Reflecting on John 20: 19-31
If you struggle with the actual truth of the resurrection, consider two things. First, after the resurrection every one of the Twelve (excluding Judas) went out into the farthest corners of the known world, filled with the utter conviction that he had seen the Risen Lord. Every one knew exactly what would befall him, and every one chose to go anyway. Such was the faith of those who had watched Jesus die, and seen the empty tomb, and experienced the Divine Mercy. Resurrection faith changes us.
The second may be just as compelling. In the earliest Christian communities, those who owned property or houses would sell them, and the proceeds were distributed to each according to need. Think of that. These early Christians SO BELIEVED in the resurrection that they sold their belongings and shared all things in common, carefully taking care of those in need. Resurrection faith seeks nothing but to love.
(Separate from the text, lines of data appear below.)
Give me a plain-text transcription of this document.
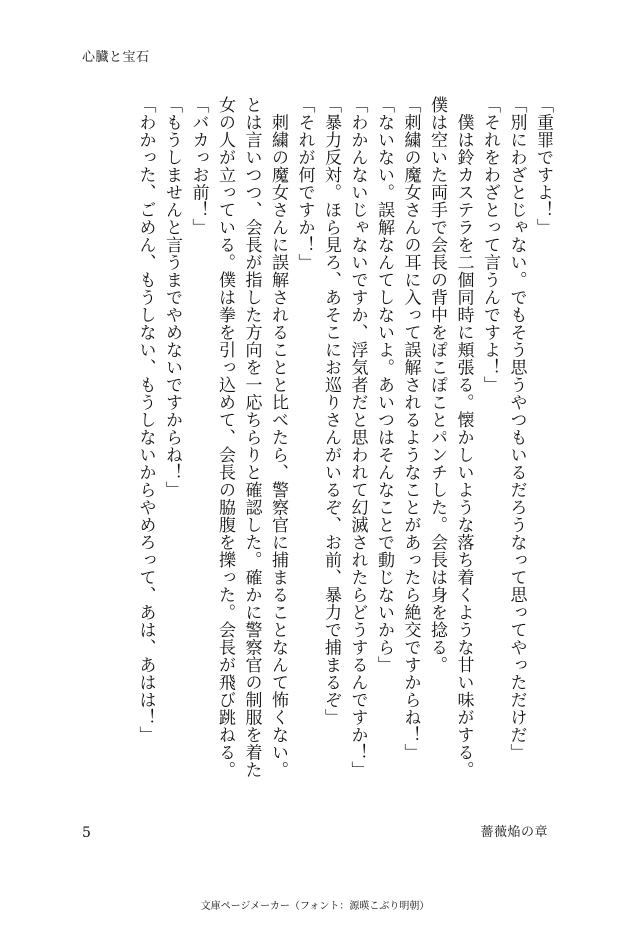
心臓と宝石
「重罪ですよ！」
「別にわざとじゃない。でもそう思うやつもいるだろうなって思ってやっただけだ」
「それをわざとって言うんですよ！」
　僕は鈴カステラを二個同時に頬張る。懐かしいような落ち着くような甘い味がする。
僕は空いた両手で会長の背中をぽこぽことパンチした。会長は身を捻る。
「刺繍の魔女さんの耳に入って誤解されるようなことがあったら絶交ですからね！」
「ないない。誤解なんてしないよ。あいつはそんなことで動じないから」
「わかんないじゃないですか、浮気者だと思われて幻滅されたらどうするんですか！」
「暴力反対。ほら見ろ、あそこにお巡りさんがいるぞ、お前、暴力で捕まるぞ」
「それが何ですか！」
　刺繍の魔女さんに誤解されることと比べたら、警察官に捕まることなんて怖くない。
とは言いつつ、会長が指した方向を一応ちらりと確認した。確かに警察官の制服を着た
女の人が立っている。僕は拳を引っ込めて、会長の脇腹を擽った。会長が飛び跳ねる。
「バカっお前！」
「もうしませんと言うまでやめないですからね！」
「わかった、ごめん、もうしない、もうしないからやめろって、あは、あはは！」
5	薔薇焔の章
文庫ページメーカー（フォント：源暎こぶり明朝）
If you observe women and men in religious communities you see this first-century faith. Imagine doing your job all week, and then putting your paycheck in a communal kitty. Each one takes from the kitty only what she needs, but of course some members need more than others do, and this is how you survive, every day for the rest of your life. Resurrection faith is stronger than death.
Maybe that’s why Thomas needed to place his hands in the wounds of Christ. He could already sense, in the joy and strength of those who had seen Him, that his life would be forever transformed if he believed. His very act of touching His wounds was his first-class ticket into the community of the martyred. Resurrection faith doesn’t care.
What experience of Divine Mercy have you had this year?